SINGAPORE - Developer World Class Global has sunk further into the red as it posted a full-year net loss of S$9 million from S$6.3 million a year ago.
The overseas real estate arm of Aspial Corporation said on Tuesday (Feb 13) that the loss was mainly due to an increase in employee benefits, listing expenses incurred with respect to its initial public offering, and higher holding costs incurred for properties held for sale in Malaysia.
World Class Global, which has an overseas presence in Australia and Malaysia, was listed on the Catalist board of the Singapore Exchange last June.
For the full-year ended Dec 31, loss per share (LPS) stood at 1.04 Singapore cents. LPS for FY2016 was 0.79 Singapore cent.
World Class Global said that the group did not record any revenue from the sale of development properties as none of its development projects were completed and handed over to the purchasers in FY2017.
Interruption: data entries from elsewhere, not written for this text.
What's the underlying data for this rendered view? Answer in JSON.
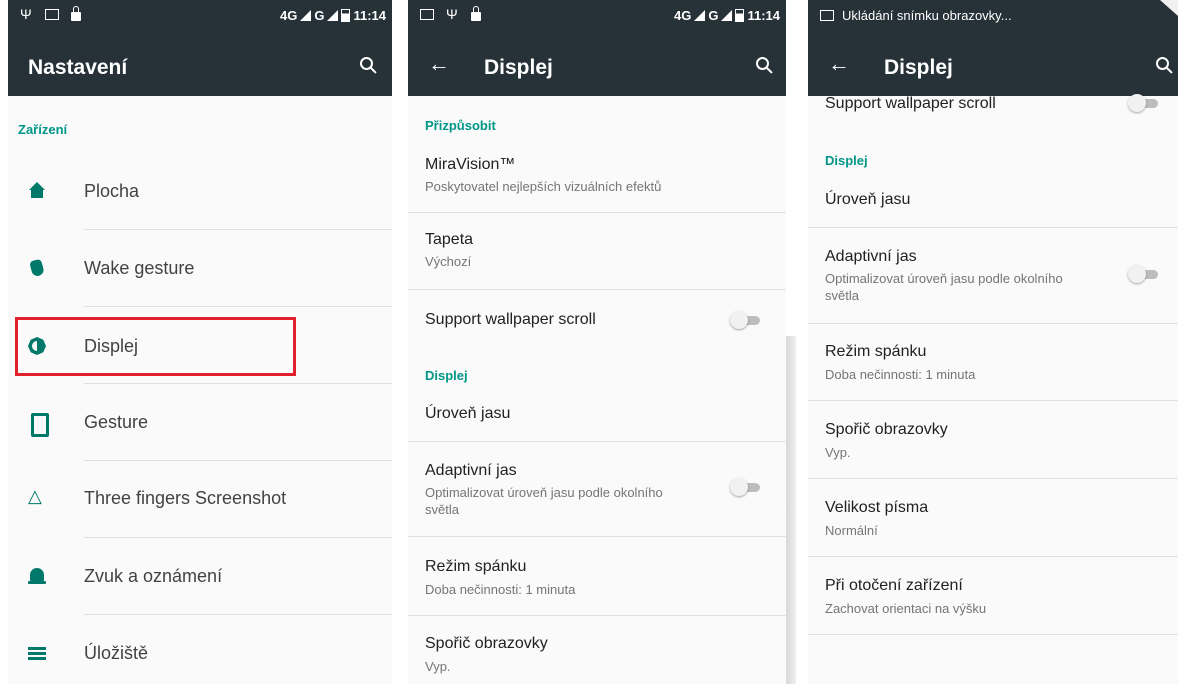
{
  "screen1": {
    "status": {
      "network": "4G",
      "network_sup": "4G",
      "time": "11:14"
    },
    "title": "Nastavení",
    "section": "Zařízení",
    "items": [
      {
        "label": "Plocha",
        "icon": "home-icon"
      },
      {
        "label": "Wake gesture",
        "icon": "hand-gesture-icon"
      },
      {
        "label": "Displej",
        "icon": "brightness-icon"
      },
      {
        "label": "Gesture",
        "icon": "phone-icon"
      },
      {
        "label": "Three fingers Screenshot",
        "icon": "triangle-icon"
      },
      {
        "label": "Zvuk a oznámení",
        "icon": "bell-icon"
      },
      {
        "label": "Úložiště",
        "icon": "storage-icon"
      }
    ],
    "highlight_color": "#e0212b"
  },
  "screen2": {
    "status": {
      "network": "4G",
      "network_sup": "4G",
      "time": "11:14"
    },
    "title": "Displej",
    "section1": "Přizpůsobit",
    "miravision": {
      "title": "MiraVision™",
      "subtitle": "Poskytovatel nejlepších vizuálních efektů"
    },
    "tapeta": {
      "title": "Tapeta",
      "subtitle": "Výchozí"
    },
    "wallpaper_scroll": {
      "title": "Support wallpaper scroll",
      "enabled": false
    },
    "section2": "Displej",
    "brightness": {
      "title": "Úroveň jasu"
    },
    "adaptive": {
      "title": "Adaptivní jas",
      "subtitle_line1": "Optimalizovat úroveň jasu podle okolního",
      "subtitle_line2": "světla",
      "enabled": false
    },
    "sleep": {
      "title": "Režim spánku",
      "subtitle": "Doba nečinnosti: 1 minuta"
    },
    "saver": {
      "title": "Spořič obrazovky",
      "subtitle": "Vyp."
    }
  },
  "screen3": {
    "status_text": "Ukládání snímku obrazovky...",
    "title": "Displej",
    "wallpaper_scroll": {
      "title": "Support wallpaper scroll",
      "enabled": false
    },
    "section": "Displej",
    "brightness": {
      "title": "Úroveň jasu"
    },
    "adaptive": {
      "title": "Adaptivní jas",
      "subtitle_line1": "Optimalizovat úroveň jasu podle okolního",
      "subtitle_line2": "světla",
      "enabled": false
    },
    "sleep": {
      "title": "Režim spánku",
      "subtitle": "Doba nečinnosti: 1 minuta"
    },
    "saver": {
      "title": "Spořič obrazovky",
      "subtitle": "Vyp."
    },
    "font_size": {
      "title": "Velikost písma",
      "subtitle": "Normální"
    },
    "rotation": {
      "title": "Při otočení zařízení",
      "subtitle": "Zachovat orientaci na výšku"
    }
  },
  "colors": {
    "toolbar": "#263238",
    "accent": "#009688",
    "icon": "#00796b"
  }
}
The company said that the allowance for write-down of development properties and properties held for sale of S$1.3 million was mainly made on the development properties in Malaysia due to an increase in interest costs and major refurbishment, upgrading and building work done.
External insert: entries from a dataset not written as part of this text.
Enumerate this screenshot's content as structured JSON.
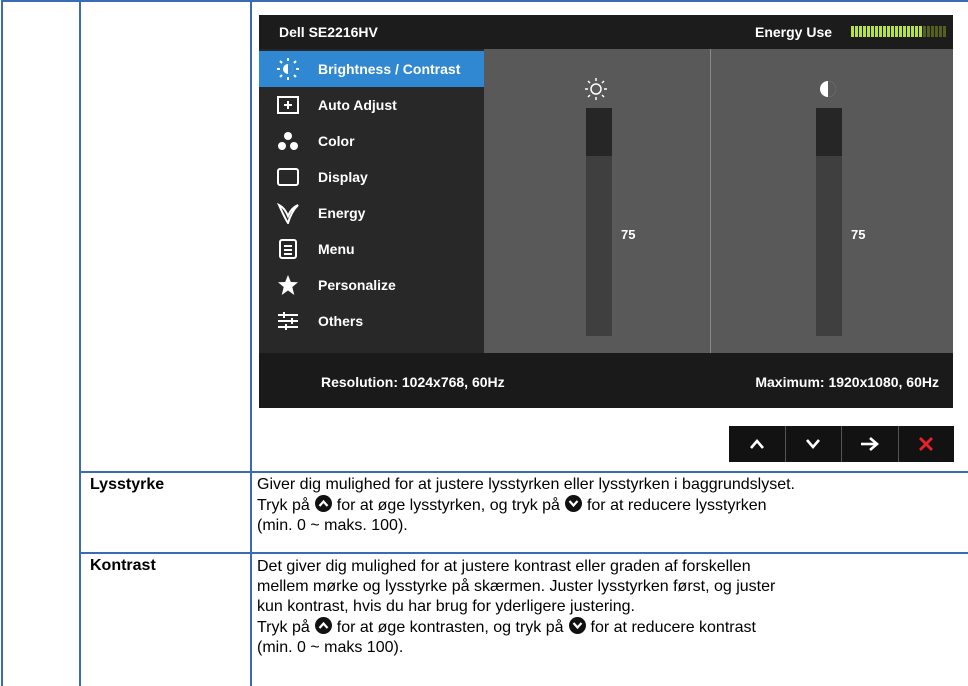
{
  "osd": {
    "model": "Dell SE2216HV",
    "energy_label": "Energy Use",
    "energy_level": 0.75,
    "menu": [
      {
        "label": "Brightness / Contrast",
        "icon": "brightness-icon",
        "active": true
      },
      {
        "label": "Auto Adjust",
        "icon": "auto-adjust-icon",
        "active": false
      },
      {
        "label": "Color",
        "icon": "color-icon",
        "active": false
      },
      {
        "label": "Display",
        "icon": "display-icon",
        "active": false
      },
      {
        "label": "Energy",
        "icon": "energy-icon",
        "active": false
      },
      {
        "label": "Menu",
        "icon": "menu-icon",
        "active": false
      },
      {
        "label": "Personalize",
        "icon": "star-icon",
        "active": false
      },
      {
        "label": "Others",
        "icon": "sliders-icon",
        "active": false
      }
    ],
    "brightness": {
      "value": "75",
      "level": 0.75,
      "icon": "sun-icon"
    },
    "contrast": {
      "value": "75",
      "level": 0.75,
      "icon": "contrast-icon"
    },
    "resolution": "Resolution: 1024x768, 60Hz",
    "maximum": "Maximum: 1920x1080, 60Hz",
    "accent_color": "#2f88d1"
  },
  "buttons": [
    {
      "icon": "up-arrow-icon"
    },
    {
      "icon": "down-arrow-icon"
    },
    {
      "icon": "right-arrow-icon"
    },
    {
      "icon": "close-icon"
    }
  ],
  "rows": [
    {
      "term": "Lysstyrke",
      "lines": [
        {
          "text": "Giver dig mulighed for at justere lysstyrken eller lysstyrken i baggrundslyset."
        },
        {
          "a": "Tryk på",
          "b": "for at øge lysstyrken, og tryk på",
          "c": "for at reducere lysstyrken"
        },
        {
          "text": "(min. 0 ~ maks. 100)."
        }
      ]
    },
    {
      "term": "Kontrast",
      "lines": [
        {
          "text": "Det giver dig mulighed for at justere kontrast eller graden af forskellen"
        },
        {
          "text": "mellem mørke og lysstyrke på skærmen. Juster lysstyrken først, og juster"
        },
        {
          "text": "kun kontrast, hvis du har brug for yderligere justering."
        },
        {
          "a": "Tryk på",
          "b": "for at øge kontrasten, og tryk på",
          "c": "for at reducere kontrast"
        },
        {
          "text": "(min. 0 ~ maks 100)."
        }
      ]
    }
  ]
}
With respect to some ongoing projects in Australia, World Class Global said that it has locked in more than S$1.2 billion of sales revenue as at Feb 13. The group expects to receive more than S$700 million of sales proceeds when these completed development units are handed over to the purchasers.
The group's net cash used in operating activities for FY2017 was S$268.8 million, up from S$145.7 million in FY 2016.
This was mainly from the increase in development properties of S$255.2 million, as well as interest expenses and income taxes paid of S$30.2 million, partially offset by a decrease in trade and other receivables of S$11.6 million and an increase in trade and other payables of S$13.1 million.
World Class Global closed unchanged at S$0.24 on Tuesday.